算数・数学の力を伸ばすうえで、間違えた問題は非常に貴重です。

ところが、間違えた答えを消し、正解を書き写すだけで終わってしまう子どもは少なくありません。これでは、同じ間違いを繰り返してしまいます。

計算を間違えたのか。
問題文の条件を読み落としたのか。
図を正しく捉えられなかったのか。
使うべき公式を選べなかったのか。
考え方は正しかったが、説明が不十分だったのか。

間違いの原因を分類すると、自分の思考の癖が見えてきます。

「どこで分からなくなったか」を説明できることは、すでに理解への大きな一歩です。間違いを失敗として隠すのではなく、考え方を改善する材料として扱うことが、論理的思考力を育てます。

■毎日10分から始める「数学的思考」の習慣

論理的思考力や直観力は、短期間に公式を暗記しただけでは身につきません。しかし、毎日の小さな習慣によって確実に育てることができます。

一日一問でも構いません。

問題を読んだら、すぐに計算を始めず、まず図や表にする。答えを予想する。解き方を一行で説明する。解き終わったら、別の方法がないか考える。そして、間違えたときには、その原因を言葉にする。
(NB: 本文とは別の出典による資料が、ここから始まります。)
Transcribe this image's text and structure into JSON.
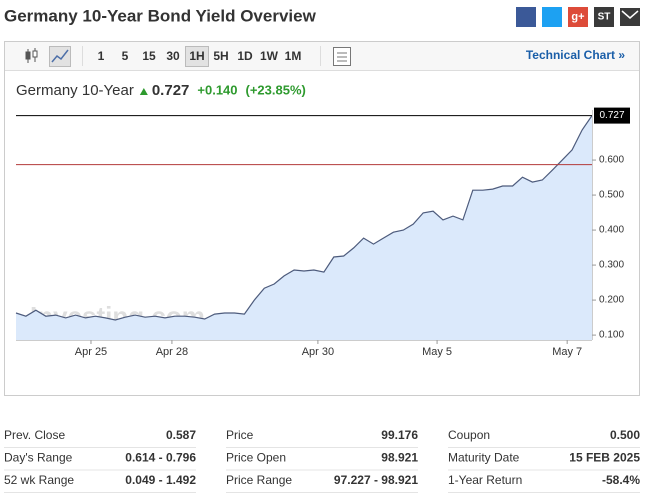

この積み重ねが、算数・数学だけではなく、国語の読解、理科の考察、社会の資料分析、さらには日常生活で物事を判断する力にもつながります。

■2学期は「考え方」を育てる学習へ

2学期は、どの学年でも学習内容が複雑になります。小学生では分数・割合・速さ・面積、中学生では関数・図形・証明、高校生では二次関数・図形と方程式・三角比・ベクトルなど、複数の知識を組み合わせて考える場面が増えていきます。
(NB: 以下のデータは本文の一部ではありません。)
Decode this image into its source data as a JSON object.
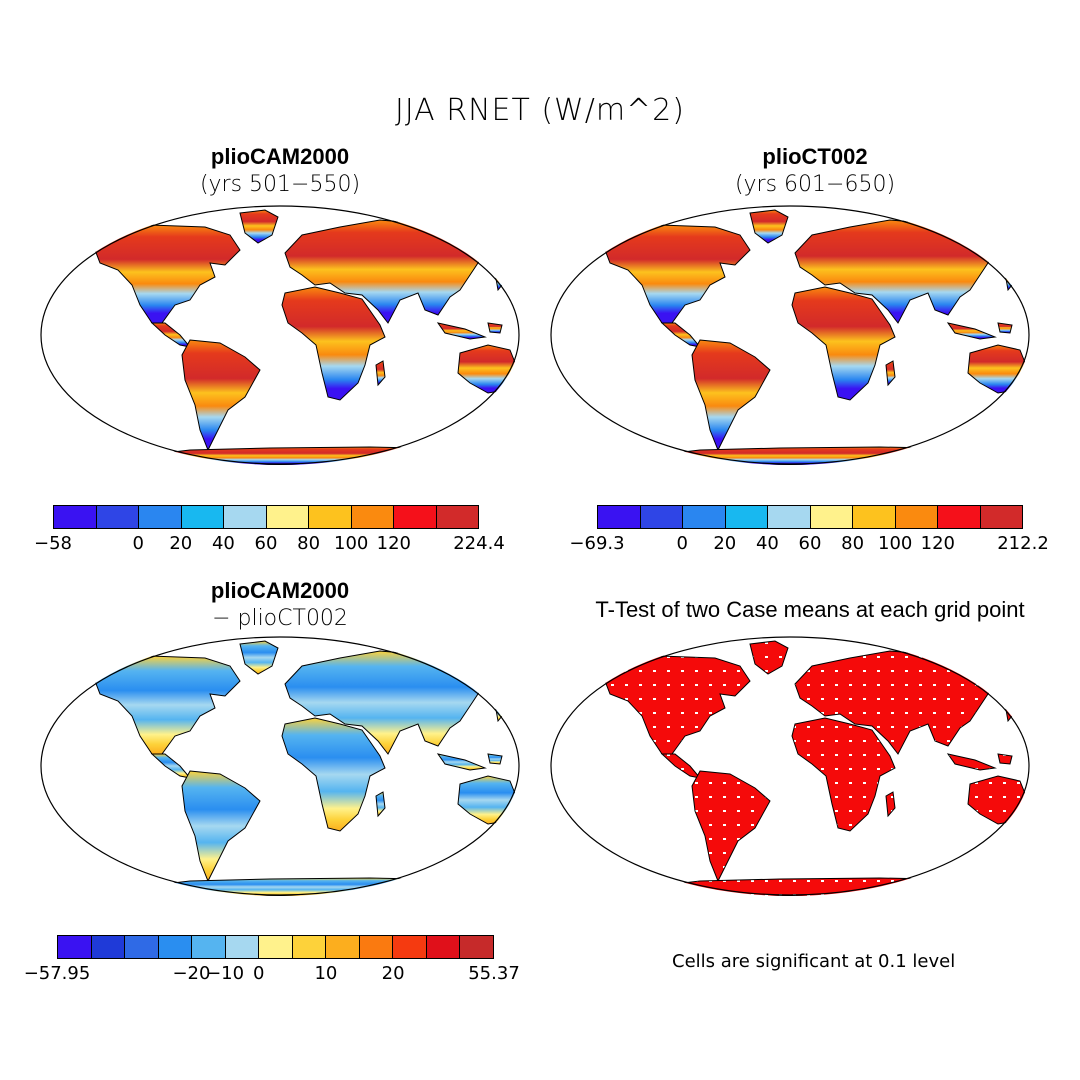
{
  "main_title": "JJA RNET (W/m^2)",
  "panels": [
    {
      "title": "plioCAM2000",
      "subtitle": "(yrs 501−550)"
    },
    {
      "title": "plioCT002",
      "subtitle": "(yrs 601−650)"
    },
    {
      "title": "plioCAM2000",
      "subtitle": "− plioCT002"
    },
    {
      "title": "T-Test of two Case means at each grid point",
      "subtitle": ""
    }
  ],
  "colorbars": [
    {
      "colors": [
        "#3a12f2",
        "#2f45e6",
        "#2a86f0",
        "#18b8f0",
        "#a6d8f0",
        "#fff28c",
        "#fdc21e",
        "#fa8a0f",
        "#f5101a",
        "#d22a2a"
      ],
      "ticks": [
        {
          "label": "−58",
          "at": 0.0
        },
        {
          "label": "0",
          "at": 0.2
        },
        {
          "label": "20",
          "at": 0.3
        },
        {
          "label": "40",
          "at": 0.4
        },
        {
          "label": "60",
          "at": 0.5
        },
        {
          "label": "80",
          "at": 0.6
        },
        {
          "label": "100",
          "at": 0.7
        },
        {
          "label": "120",
          "at": 0.8
        },
        {
          "label": "224.4",
          "at": 1.0
        }
      ]
    },
    {
      "colors": [
        "#3a12f2",
        "#2f45e6",
        "#2a86f0",
        "#18b8f0",
        "#a6d8f0",
        "#fff28c",
        "#fdc21e",
        "#fa8a0f",
        "#f5101a",
        "#d22a2a"
      ],
      "ticks": [
        {
          "label": "−69.3",
          "at": 0.0
        },
        {
          "label": "0",
          "at": 0.2
        },
        {
          "label": "20",
          "at": 0.3
        },
        {
          "label": "40",
          "at": 0.4
        },
        {
          "label": "60",
          "at": 0.5
        },
        {
          "label": "80",
          "at": 0.6
        },
        {
          "label": "100",
          "at": 0.7
        },
        {
          "label": "120",
          "at": 0.8
        },
        {
          "label": "212.2",
          "at": 1.0
        }
      ]
    },
    {
      "colors": [
        "#3a12f2",
        "#1f3ad8",
        "#2f6ae6",
        "#2a8ef0",
        "#55b4f0",
        "#a6d8f0",
        "#fff28c",
        "#fdd23a",
        "#fcae1e",
        "#fa7a10",
        "#f53a10",
        "#e0101a",
        "#c62a2a"
      ],
      "ticks": [
        {
          "label": "−57.95",
          "at": 0.0
        },
        {
          "label": "−20",
          "at": 0.3077
        },
        {
          "label": "−10",
          "at": 0.3846
        },
        {
          "label": "0",
          "at": 0.4615
        },
        {
          "label": "10",
          "at": 0.6154
        },
        {
          "label": "20",
          "at": 0.7692
        },
        {
          "label": "55.37",
          "at": 1.0
        }
      ]
    }
  ],
  "significance_note": "Cells are significant at 0.1 level",
  "legend_colors": {
    "significant": "#f50a0a",
    "not_significant": "#ffffff"
  }
}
だからこそ、夏期講習で復習した基礎を土台にして、2学期からは「答えを出す学習」から「考え方を育てる学習」へ進むことが大切です。

算数・数学の本当の魅力は、公式を覚えて速く計算することだけではありません。複雑に見える問題の中から規則や関係を見つけ、自分の考えを筋道立てて確かめていくことにあります。

直観によって解決への入口を見つけ、論理によって出口までの道筋をつくる。

この二つの力が結びついたとき、子どもは初めて見る問題にも、自分の力で向き合えるようになります。

小金井市・武蔵小金井、前原町の個別指導塾・聡生館では、小学生・中学生・高校生一人ひとりの理解の状態を確認しながら、答えだけではなく、「どのように考えたのか」を大切にした指導を行っています。

算数・数学に苦手意識がある子どもにも、まずは図を描き、気づいたことを言葉にし、小さな「分かった」を積み重ねてもらいます。

数学的思考力は、一部の子どもだけが持つ特別な才能ではありません。適切な問いかけと練習によって、誰もが少しずつ育てることのできる力です。

この夏に身につけた基礎を、2学期の新しい学びへ。

子どもたちが、自分の目で関係を見つけ、自分の頭で考え、自分の言葉で説明できるようになること。それこそが、これからの時代に必要とされる、本当の学ぶ力なのです。